How to Launch a Growth Driven Design Website | Incredo Blog
How to Launch a Growth Driven Design Website | Incredo Blog
Two words that often strike fear in the hearts of many business owners and marketers all over the world are “Website Redesign.” In most cases, these two words mean that your website redesign team will spend the next three months redesigning your business website. This means lots of planning, lead-up work, auditing the content, setting up site navigation focus groups, testing site usability, wireframing and even having to deal with frustrations over your budget. Marketing – the main reason you have the website – takes a back seat as you deal with these all-absorbing design issues. However, here’s the major thing; your marketing team can’t afford to stop for three months as you redesign the site. So, how can you still manage to market your products and services?
Understanding GDD
Growth driven design is an effective way of reducing the risks brought about by the traditional web design process. It helps in reducing time to launch by focusing on the impact, continuous learning, and site improvement. The latter two factors are the most critical in GDD since it is an iterative process different from the traditional site redesign, which focuses on a single all-at-once event. Instead of planning to do everything at once, GDD helps refocus your efforts in iterations with less costly and risky shorter timeframes. Your website redesign effort doesn’t need to be an every two to three-year event where you remove stale content that does not resonate with your organization’s goals. With GDD, you are making informed improvements to the website based on continuous learning, testing and research that you derive from visitor behavior. Plus, you are not monopolizing the marketing team for the next three months; instead, GDD helps you integrate marketing and sales in the redesign effort. One of the most critical phases of GDD is strategy and launching a pad phase, a task that should take about one month. However, what does this process involve?
1. Understanding Strategy and Buyer Persona
Like the traditional web design effort, GDD should begin with identifying a strategy and creating a goal, so you know what you want to accomplish. Also, the GDD process requires understanding buyer personas, so you have an idea of whom you are trying to reach, their likes and what they care about.
2. Auditing Your Website
With this information in hand, the next thing to do is a quantitative research on your website and its analytics audit. This research consist of exploring how your readers are getting to the site, interacting with it, and why they are bouncing or dropping off. Apart from getting user feedback on what they like and don’t like about your website, the research will also help you assess opportunities that you can take advantage of to improve user experience at the new site. You will also learn why your users come to the website, the true value proposition they receive, and the type of devices they use to access the site. The overall strategy here is to learn what particular actions that users take at a particular time and integrate the insight into your overall strategy as well as the page-specific strategy for your best-performing pages.
3. Create a Site Wish List
Finally, you’ll need to create a wishlist of things that can improve the experience for you and your client to increase the overall impact of the website. The list may include incorporating new modules, integrations, additional pages, a new main font or new navigation features. Start the process with an 80/20 wish list, which involves using 20% of action to inspire 80% of the overall impact.

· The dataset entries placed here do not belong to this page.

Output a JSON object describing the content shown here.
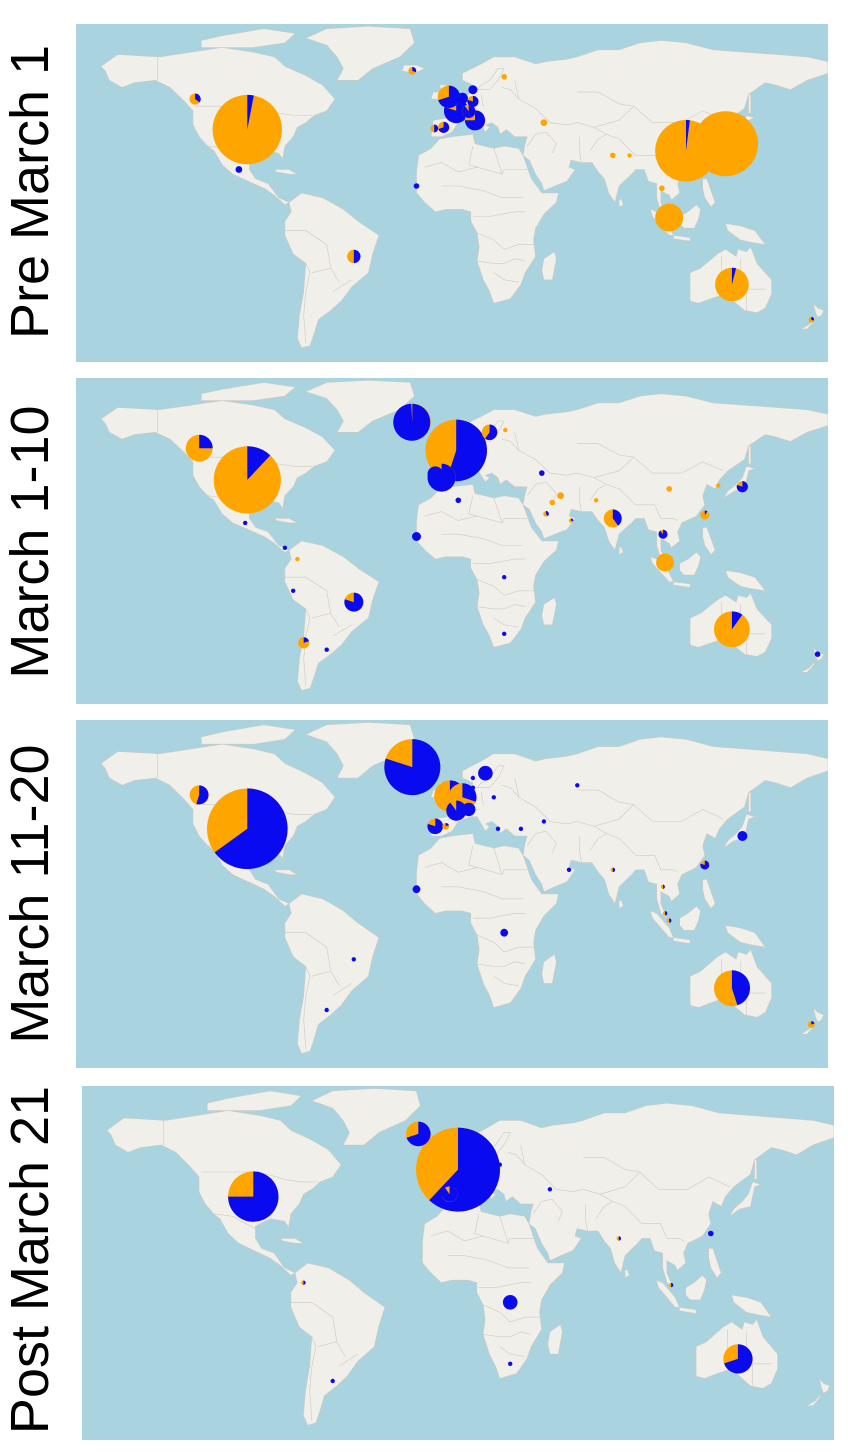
{
  "colors": {
    "ocean": "#a9d3df",
    "land": "#f1efea",
    "border": "#cfcac2",
    "orange": "#ffa500",
    "blue": "#0a0af0"
  },
  "panels": [
    {
      "label": "Pre March 1",
      "pies": [
        {
          "place": "Western Canada",
          "lon": -123,
          "lat": 52,
          "size": 0.1,
          "blue": 0.35
        },
        {
          "place": "United States",
          "lon": -98,
          "lat": 39,
          "size": 0.62,
          "blue": 0.03
        },
        {
          "place": "Mexico",
          "lon": -102,
          "lat": 22,
          "size": 0.06,
          "blue": 1.0
        },
        {
          "place": "Brazil",
          "lon": -47,
          "lat": -15,
          "size": 0.12,
          "blue": 0.5
        },
        {
          "place": "Senegal",
          "lon": -17,
          "lat": 15,
          "size": 0.05,
          "blue": 1.0
        },
        {
          "place": "Iceland",
          "lon": -19,
          "lat": 64,
          "size": 0.07,
          "blue": 0.3
        },
        {
          "place": "England",
          "lon": -1.5,
          "lat": 53,
          "size": 0.2,
          "blue": 0.7
        },
        {
          "place": "Netherlands",
          "lon": 5,
          "lat": 52.3,
          "size": 0.1,
          "blue": 1.0
        },
        {
          "place": "Germany",
          "lon": 10,
          "lat": 51,
          "size": 0.1,
          "blue": 0.8
        },
        {
          "place": "France",
          "lon": 2,
          "lat": 47,
          "size": 0.22,
          "blue": 0.8
        },
        {
          "place": "Switzerland",
          "lon": 8,
          "lat": 46.8,
          "size": 0.12,
          "blue": 0.9
        },
        {
          "place": "Italy",
          "lon": 11,
          "lat": 43,
          "size": 0.18,
          "blue": 0.75
        },
        {
          "place": "Spain",
          "lon": -4,
          "lat": 40,
          "size": 0.1,
          "blue": 0.7
        },
        {
          "place": "Portugal",
          "lon": -8.5,
          "lat": 39.5,
          "size": 0.07,
          "blue": 0.5
        },
        {
          "place": "Denmark",
          "lon": 10,
          "lat": 56,
          "size": 0.08,
          "blue": 1.0
        },
        {
          "place": "Finland",
          "lon": 25,
          "lat": 61.5,
          "size": 0.05,
          "blue": 0.0
        },
        {
          "place": "Georgia",
          "lon": 44,
          "lat": 42,
          "size": 0.06,
          "blue": 0.0
        },
        {
          "place": "India",
          "lon": 77,
          "lat": 28,
          "size": 0.05,
          "blue": 0.0
        },
        {
          "place": "Nepal",
          "lon": 85,
          "lat": 28,
          "size": 0.04,
          "blue": 0.0
        },
        {
          "place": "Thailand",
          "lon": 100.5,
          "lat": 14,
          "size": 0.05,
          "blue": 0.0
        },
        {
          "place": "China",
          "lon": 112,
          "lat": 30,
          "size": 0.55,
          "blue": 0.02
        },
        {
          "place": "East Asia",
          "lon": 131,
          "lat": 33,
          "size": 0.58,
          "blue": 0.0
        },
        {
          "place": "Singapore",
          "lon": 104,
          "lat": 1.5,
          "size": 0.25,
          "blue": 0.0
        },
        {
          "place": "Australia",
          "lon": 134,
          "lat": -27,
          "size": 0.3,
          "blue": 0.04
        },
        {
          "place": "New Zealand",
          "lon": 172,
          "lat": -42,
          "size": 0.05,
          "blue": 0.3
        }
      ]
    },
    {
      "label": "March 1-10",
      "pies": [
        {
          "place": "Western Canada",
          "lon": -121,
          "lat": 53,
          "size": 0.24,
          "blue": 0.25
        },
        {
          "place": "United States",
          "lon": -98,
          "lat": 39,
          "size": 0.6,
          "blue": 0.12
        },
        {
          "place": "Mexico",
          "lon": -99,
          "lat": 20,
          "size": 0.04,
          "blue": 1.0
        },
        {
          "place": "Panama",
          "lon": -80,
          "lat": 9,
          "size": 0.04,
          "blue": 1.0
        },
        {
          "place": "Colombia",
          "lon": -74,
          "lat": 4,
          "size": 0.04,
          "blue": 0.0
        },
        {
          "place": "Peru",
          "lon": -76,
          "lat": -10,
          "size": 0.04,
          "blue": 1.0
        },
        {
          "place": "Brazil",
          "lon": -47,
          "lat": -15,
          "size": 0.17,
          "blue": 0.8
        },
        {
          "place": "Chile",
          "lon": -71,
          "lat": -33,
          "size": 0.1,
          "blue": 0.2
        },
        {
          "place": "Argentina",
          "lon": -60,
          "lat": -36,
          "size": 0.04,
          "blue": 1.0
        },
        {
          "place": "Iceland",
          "lon": -19,
          "lat": 64.5,
          "size": 0.33,
          "blue": 0.99
        },
        {
          "place": "Northern Europe",
          "lon": 2,
          "lat": 52,
          "size": 0.55,
          "blue": 0.55
        },
        {
          "place": "Spain",
          "lon": -5,
          "lat": 40,
          "size": 0.25,
          "blue": 0.8
        },
        {
          "place": "Portugal",
          "lon": -8,
          "lat": 41.5,
          "size": 0.14,
          "blue": 1.0
        },
        {
          "place": "Sweden",
          "lon": 18,
          "lat": 60,
          "size": 0.14,
          "blue": 0.6
        },
        {
          "place": "Finland",
          "lon": 25.5,
          "lat": 61,
          "size": 0.04,
          "blue": 0.0
        },
        {
          "place": "Senegal",
          "lon": -17,
          "lat": 14,
          "size": 0.08,
          "blue": 1.0
        },
        {
          "place": "Algeria",
          "lon": 3,
          "lat": 30,
          "size": 0.05,
          "blue": 1.0
        },
        {
          "place": "Georgia",
          "lon": 43,
          "lat": 42,
          "size": 0.05,
          "blue": 1.0
        },
        {
          "place": "Iran",
          "lon": 52,
          "lat": 32,
          "size": 0.06,
          "blue": 0.0
        },
        {
          "place": "Kuwait",
          "lon": 48,
          "lat": 29,
          "size": 0.05,
          "blue": 0.0
        },
        {
          "place": "Saudi Arabia",
          "lon": 45,
          "lat": 24,
          "size": 0.05,
          "blue": 0.4
        },
        {
          "place": "Oman",
          "lon": 57,
          "lat": 21,
          "size": 0.04,
          "blue": 0.3
        },
        {
          "place": "India",
          "lon": 77,
          "lat": 22,
          "size": 0.16,
          "blue": 0.4
        },
        {
          "place": "Pakistan",
          "lon": 69,
          "lat": 30,
          "size": 0.04,
          "blue": 0.0
        },
        {
          "place": "Thailand",
          "lon": 101,
          "lat": 15,
          "size": 0.08,
          "blue": 0.9
        },
        {
          "place": "China",
          "lon": 104,
          "lat": 35,
          "size": 0.05,
          "blue": 0.0
        },
        {
          "place": "Taiwan",
          "lon": 121,
          "lat": 23.5,
          "size": 0.08,
          "blue": 0.1
        },
        {
          "place": "Japan",
          "lon": 139,
          "lat": 36,
          "size": 0.1,
          "blue": 0.8
        },
        {
          "place": "Korea",
          "lon": 127.5,
          "lat": 36.5,
          "size": 0.04,
          "blue": 0.0
        },
        {
          "place": "Malaysia",
          "lon": 102,
          "lat": 2.5,
          "size": 0.16,
          "blue": 0.0
        },
        {
          "place": "DR Congo",
          "lon": 25,
          "lat": -4,
          "size": 0.04,
          "blue": 1.0
        },
        {
          "place": "South Africa",
          "lon": 25,
          "lat": -29,
          "size": 0.04,
          "blue": 1.0
        },
        {
          "place": "Australia",
          "lon": 134,
          "lat": -27,
          "size": 0.32,
          "blue": 0.1
        },
        {
          "place": "New Zealand",
          "lon": 175,
          "lat": -38,
          "size": 0.05,
          "blue": 1.0
        }
      ]
    },
    {
      "label": "March 11-20",
      "pies": [
        {
          "place": "Western Canada",
          "lon": -121,
          "lat": 53,
          "size": 0.17,
          "blue": 0.55
        },
        {
          "place": "United States",
          "lon": -98,
          "lat": 39,
          "size": 0.72,
          "blue": 0.65
        },
        {
          "place": "Brazil",
          "lon": -47,
          "lat": -15,
          "size": 0.04,
          "blue": 1.0
        },
        {
          "place": "Argentina",
          "lon": -60,
          "lat": -36,
          "size": 0.03,
          "blue": 1.0
        },
        {
          "place": "Iceland",
          "lon": -19,
          "lat": 64.5,
          "size": 0.5,
          "blue": 0.8
        },
        {
          "place": "England",
          "lon": -1,
          "lat": 52.5,
          "size": 0.28,
          "blue": 0.4
        },
        {
          "place": "Netherlands",
          "lon": 5,
          "lat": 52,
          "size": 0.25,
          "blue": 0.3
        },
        {
          "place": "France",
          "lon": 2,
          "lat": 46.5,
          "size": 0.18,
          "blue": 0.9
        },
        {
          "place": "Switzerland",
          "lon": 8,
          "lat": 47,
          "size": 0.12,
          "blue": 1.0
        },
        {
          "place": "Portugal",
          "lon": -8,
          "lat": 40,
          "size": 0.14,
          "blue": 0.8
        },
        {
          "place": "Spain",
          "lon": -3,
          "lat": 40,
          "size": 0.06,
          "blue": 0.2
        },
        {
          "place": "Sweden",
          "lon": 16,
          "lat": 62,
          "size": 0.13,
          "blue": 1.0
        },
        {
          "place": "Norway",
          "lon": 10,
          "lat": 60,
          "size": 0.04,
          "blue": 1.0
        },
        {
          "place": "Denmark",
          "lon": 10,
          "lat": 56,
          "size": 0.04,
          "blue": 1.0
        },
        {
          "place": "Poland",
          "lon": 20,
          "lat": 52,
          "size": 0.04,
          "blue": 1.0
        },
        {
          "place": "Greece",
          "lon": 22,
          "lat": 39,
          "size": 0.03,
          "blue": 1.0
        },
        {
          "place": "Turkey",
          "lon": 33,
          "lat": 39,
          "size": 0.03,
          "blue": 1.0
        },
        {
          "place": "Georgia",
          "lon": 44,
          "lat": 42,
          "size": 0.03,
          "blue": 1.0
        },
        {
          "place": "Russia",
          "lon": 60,
          "lat": 57,
          "size": 0.04,
          "blue": 1.0
        },
        {
          "place": "Senegal",
          "lon": -17,
          "lat": 14,
          "size": 0.07,
          "blue": 1.0
        },
        {
          "place": "Oman",
          "lon": 56,
          "lat": 22,
          "size": 0.03,
          "blue": 1.0
        },
        {
          "place": "India",
          "lon": 77,
          "lat": 22,
          "size": 0.04,
          "blue": 0.5
        },
        {
          "place": "Thailand",
          "lon": 101,
          "lat": 15,
          "size": 0.03,
          "blue": 0.5
        },
        {
          "place": "Taiwan",
          "lon": 121,
          "lat": 24,
          "size": 0.08,
          "blue": 0.8
        },
        {
          "place": "Japan",
          "lon": 139,
          "lat": 36,
          "size": 0.09,
          "blue": 1.0
        },
        {
          "place": "Malaysia",
          "lon": 102,
          "lat": 4,
          "size": 0.03,
          "blue": 0.5
        },
        {
          "place": "Singapore",
          "lon": 104,
          "lat": 1,
          "size": 0.03,
          "blue": 0.5
        },
        {
          "place": "DR Congo",
          "lon": 25,
          "lat": -4,
          "size": 0.07,
          "blue": 1.0
        },
        {
          "place": "Australia",
          "lon": 134,
          "lat": -27,
          "size": 0.32,
          "blue": 0.45
        },
        {
          "place": "New Zealand",
          "lon": 172,
          "lat": -42,
          "size": 0.06,
          "blue": 0.2
        }
      ]
    },
    {
      "label": "Post March 21",
      "pies": [
        {
          "place": "Iceland",
          "lon": -19,
          "lat": 64.5,
          "size": 0.22,
          "blue": 0.7
        },
        {
          "place": "United States",
          "lon": -98,
          "lat": 39,
          "size": 0.45,
          "blue": 0.75
        },
        {
          "place": "Colombia",
          "lon": -74,
          "lat": 4,
          "size": 0.03,
          "blue": 0.5
        },
        {
          "place": "Argentina",
          "lon": -60,
          "lat": -36,
          "size": 0.03,
          "blue": 1.0
        },
        {
          "place": "Western Europe",
          "lon": 0,
          "lat": 50,
          "size": 0.75,
          "blue": 0.62
        },
        {
          "place": "Spain",
          "lon": -4,
          "lat": 40,
          "size": 0.14,
          "blue": 0.9
        },
        {
          "place": "Portugal",
          "lon": -8,
          "lat": 40.5,
          "size": 0.06,
          "blue": 1.0
        },
        {
          "place": "Italy",
          "lon": 12,
          "lat": 42,
          "size": 0.05,
          "blue": 1.0
        },
        {
          "place": "Poland",
          "lon": 20,
          "lat": 52,
          "size": 0.03,
          "blue": 1.0
        },
        {
          "place": "Georgia",
          "lon": 44,
          "lat": 42,
          "size": 0.03,
          "blue": 1.0
        },
        {
          "place": "India",
          "lon": 77,
          "lat": 22,
          "size": 0.03,
          "blue": 0.5
        },
        {
          "place": "Taiwan",
          "lon": 121,
          "lat": 24,
          "size": 0.05,
          "blue": 1.0
        },
        {
          "place": "Malaysia",
          "lon": 102,
          "lat": 3,
          "size": 0.03,
          "blue": 0.5
        },
        {
          "place": "DR Congo",
          "lon": 25,
          "lat": -4,
          "size": 0.13,
          "blue": 1.0
        },
        {
          "place": "South Africa",
          "lon": 25,
          "lat": -29,
          "size": 0.03,
          "blue": 1.0
        },
        {
          "place": "Australia",
          "lon": 134,
          "lat": -27,
          "size": 0.26,
          "blue": 0.7
        }
      ]
    }
  ]
}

You need to have a nice-to-have versus the must-have type of analysis and tick items off the list that may be phased out in subsequent cycles. Through this weeding-out process, you will finally get to your site’s core purpose; what your website should be and what it is not.
What Next?
The next step is all the standard work that goes into the traditional web design process. Such procedures include designing your website’s content and messages, creating an information architecture, and wireframing and designing. Other tasks are programming and development as well as simple UX testing. During the wireframing process, you will still be gathering data collection ideas and checking data to make sure you are moving down the right path. Finally, it’ll get easier to move to launch and quickly get the website live so you have an opportunity to collect user data that will inform on the next step to take in the iterative GDD process. Ideally, the entire phase should take you about a month to complete.